Up until today I used to think that it was Posh & Becks who were aiming for world domination with their baby making factory in the UK, but now I see that Becks was only trying to work his way up to 11, to have himself a full lineup for a soccer team. In fact, the couple aiming for world domination through babies are Brad and Angelina. Even though they only have one wee baby of their own, they also cheated by adopting several other toddlers (and we all know that number is only going to grow).
Hold everything! Is that baby number 2 I see on the horizon, I mean Angie's profile? Like ohmigod! At last, after months of waiting and anticipating every time Angelina seemed a little rounder around the edges, the pregnancy is confirmed. No, not by her rep or even the movie star herself, but by this huuuge baby bump she showed off last Sunday at the Independent Spirit Awards in Santa Monica, California.
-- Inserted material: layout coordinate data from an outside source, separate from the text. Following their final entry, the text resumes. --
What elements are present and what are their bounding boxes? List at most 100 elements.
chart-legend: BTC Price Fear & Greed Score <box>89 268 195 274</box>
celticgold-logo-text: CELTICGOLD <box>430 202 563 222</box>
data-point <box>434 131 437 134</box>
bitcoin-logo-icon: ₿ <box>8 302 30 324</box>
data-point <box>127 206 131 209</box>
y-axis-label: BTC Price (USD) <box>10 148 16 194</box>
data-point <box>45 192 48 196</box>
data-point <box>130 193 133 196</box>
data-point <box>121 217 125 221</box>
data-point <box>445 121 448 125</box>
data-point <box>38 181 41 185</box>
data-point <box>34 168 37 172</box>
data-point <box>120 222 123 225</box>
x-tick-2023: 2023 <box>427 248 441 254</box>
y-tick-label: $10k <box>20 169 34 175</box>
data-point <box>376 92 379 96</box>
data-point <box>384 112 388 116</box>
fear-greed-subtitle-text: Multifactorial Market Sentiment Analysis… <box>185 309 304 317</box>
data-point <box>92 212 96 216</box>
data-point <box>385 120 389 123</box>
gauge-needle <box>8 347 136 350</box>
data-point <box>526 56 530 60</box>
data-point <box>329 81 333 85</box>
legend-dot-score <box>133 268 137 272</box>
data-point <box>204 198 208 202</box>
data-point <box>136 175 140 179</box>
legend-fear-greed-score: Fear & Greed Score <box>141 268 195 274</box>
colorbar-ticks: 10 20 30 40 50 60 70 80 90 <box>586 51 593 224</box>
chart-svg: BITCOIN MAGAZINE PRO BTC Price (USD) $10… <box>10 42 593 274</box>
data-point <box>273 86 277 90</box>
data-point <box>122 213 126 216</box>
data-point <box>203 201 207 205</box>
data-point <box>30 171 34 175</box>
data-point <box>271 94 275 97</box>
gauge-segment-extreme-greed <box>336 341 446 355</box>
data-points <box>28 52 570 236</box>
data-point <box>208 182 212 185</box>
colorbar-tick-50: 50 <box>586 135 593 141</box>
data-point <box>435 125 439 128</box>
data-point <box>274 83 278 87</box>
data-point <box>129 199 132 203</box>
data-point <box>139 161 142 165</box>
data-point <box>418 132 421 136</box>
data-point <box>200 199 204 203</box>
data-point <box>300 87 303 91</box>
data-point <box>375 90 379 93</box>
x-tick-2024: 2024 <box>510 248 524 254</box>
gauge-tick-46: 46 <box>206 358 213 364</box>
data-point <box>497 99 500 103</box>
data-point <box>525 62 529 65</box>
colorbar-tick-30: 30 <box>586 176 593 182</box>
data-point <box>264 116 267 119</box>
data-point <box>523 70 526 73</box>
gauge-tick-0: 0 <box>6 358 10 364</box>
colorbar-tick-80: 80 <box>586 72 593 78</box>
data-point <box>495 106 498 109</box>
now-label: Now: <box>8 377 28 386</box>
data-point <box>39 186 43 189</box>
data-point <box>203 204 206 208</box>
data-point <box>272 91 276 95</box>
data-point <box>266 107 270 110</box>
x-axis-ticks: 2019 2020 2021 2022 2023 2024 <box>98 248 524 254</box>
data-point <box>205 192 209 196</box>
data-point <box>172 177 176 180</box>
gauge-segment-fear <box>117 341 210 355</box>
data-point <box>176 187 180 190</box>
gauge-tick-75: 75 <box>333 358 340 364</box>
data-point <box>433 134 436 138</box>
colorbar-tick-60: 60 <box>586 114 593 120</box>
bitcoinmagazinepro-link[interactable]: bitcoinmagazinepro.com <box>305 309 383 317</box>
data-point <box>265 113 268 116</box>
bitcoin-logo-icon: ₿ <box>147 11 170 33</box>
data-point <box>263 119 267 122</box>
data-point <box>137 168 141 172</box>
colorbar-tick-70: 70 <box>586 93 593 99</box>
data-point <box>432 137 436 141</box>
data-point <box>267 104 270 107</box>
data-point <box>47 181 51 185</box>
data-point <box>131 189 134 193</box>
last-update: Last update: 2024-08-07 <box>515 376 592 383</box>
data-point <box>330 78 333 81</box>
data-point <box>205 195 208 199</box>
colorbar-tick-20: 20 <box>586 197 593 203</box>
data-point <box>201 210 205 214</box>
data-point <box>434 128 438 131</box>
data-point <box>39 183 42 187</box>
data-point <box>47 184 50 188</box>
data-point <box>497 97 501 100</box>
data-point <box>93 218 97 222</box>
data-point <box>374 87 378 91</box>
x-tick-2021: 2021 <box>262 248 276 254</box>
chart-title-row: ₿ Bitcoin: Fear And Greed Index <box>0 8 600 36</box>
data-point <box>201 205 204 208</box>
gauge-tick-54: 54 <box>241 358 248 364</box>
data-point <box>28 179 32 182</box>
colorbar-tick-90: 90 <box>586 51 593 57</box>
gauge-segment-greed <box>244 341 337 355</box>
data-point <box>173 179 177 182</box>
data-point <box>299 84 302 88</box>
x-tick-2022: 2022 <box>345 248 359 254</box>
I won't tell you just how much money I made on the bet that Angelina was indeed with child, but yeah, I had a pretty good idea about what was going on.
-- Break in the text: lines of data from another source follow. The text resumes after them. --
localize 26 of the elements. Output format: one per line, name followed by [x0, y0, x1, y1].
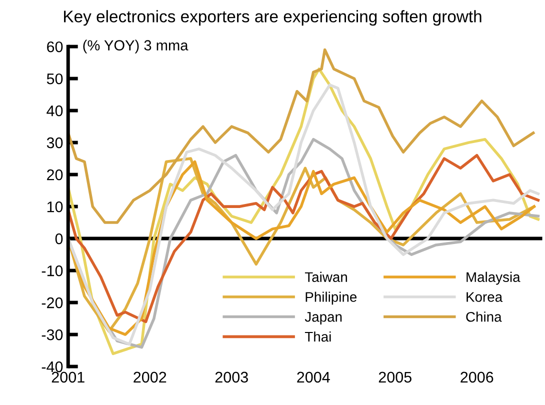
y-tick-label: 20 — [47, 169, 63, 180]
y-axis-title: (% YOY) 3 mma — [83, 40, 188, 54]
y-tick-label: -30 — [42, 329, 63, 340]
chart-title: Key electronics exporters are experiencing soften growth — [64, 10, 482, 26]
y-tick-label: -40 — [42, 361, 63, 372]
legend-label: Philipine — [306, 292, 357, 305]
y-tick-label: 60 — [47, 41, 63, 52]
y-tick-label: 0 — [55, 233, 63, 244]
y-tick-label: 10 — [47, 201, 63, 212]
legend-label: Thai — [304, 331, 331, 342]
x-tick-label: 2001 — [52, 372, 84, 383]
y-tick-label: 50 — [46, 73, 63, 84]
x-tick-label: 2002 — [134, 372, 166, 383]
legend-label: Taiwan — [304, 272, 347, 282]
legend-label: China — [466, 312, 502, 322]
legend-label: Korea — [466, 292, 503, 302]
legend-label: Japan — [304, 312, 342, 325]
y-tick-label: -10 — [42, 265, 63, 276]
x-tick-label: 2004 — [297, 372, 330, 383]
x-tick-label: 2006 — [460, 372, 494, 383]
y-tick-label: -20 — [42, 297, 63, 308]
y-tick-label: 30 — [46, 137, 63, 148]
y-tick-label: 40 — [46, 105, 63, 116]
legend-label: Malaysia — [466, 272, 520, 285]
x-tick-label: 2005 — [378, 372, 412, 383]
x-tick-label: 2003 — [215, 372, 248, 383]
It just seems odd to have Angie publicly confess her pregnancy like this, after all those months of denying any rumor. That and the fact that she hasn't yet released an official statement, makes me think she stuck a pillow under there, just to piss off paps and make the tabloids go crazy. But thinking in retrospective, I can vividly remember that for the last few months Angie has been showing up to these events in increasingly looser outfits. Now you can all see what she was hiding. And by the looks of things she's far ahead, like 5 months or so. You know what that spells, don't you? Another summer birth in some remote country where they hate paps so much that they sick the military on them.
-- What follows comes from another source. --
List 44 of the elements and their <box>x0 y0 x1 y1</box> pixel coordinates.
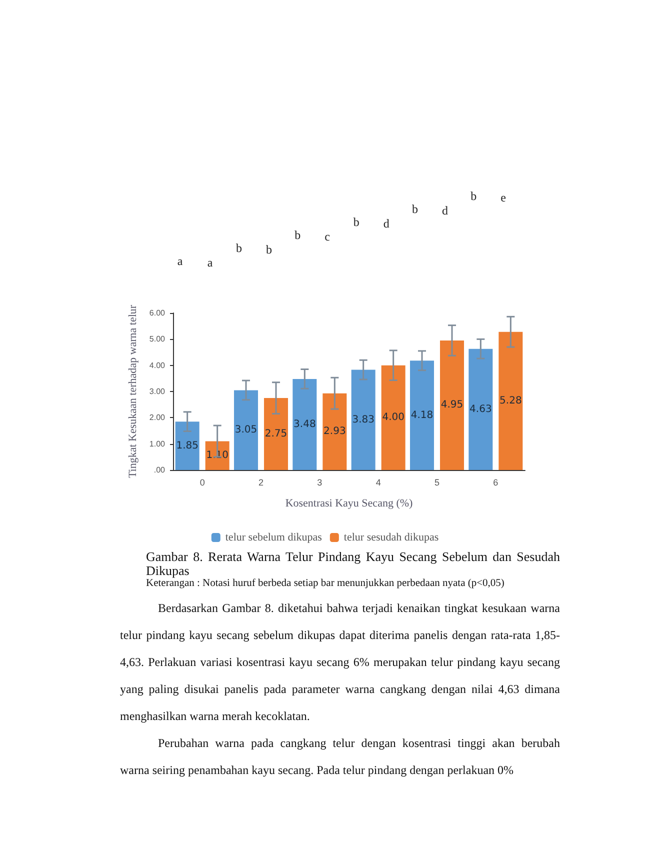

OK people, I'm now officially starting the "Name Brangelina's new baby" campaign and the only prize that you get is that we send the winning name to the happy couple and they might very well choose it as a final option. For this reason I ask you to keep the obscenities to a minimum. Take into consideration all the weird names out there, just because all of their other kids have names that contain a lot of consonants from the end of the alphabet (X, Z, that kinda stuff). But lemme tell you right now - Xenu does not apply!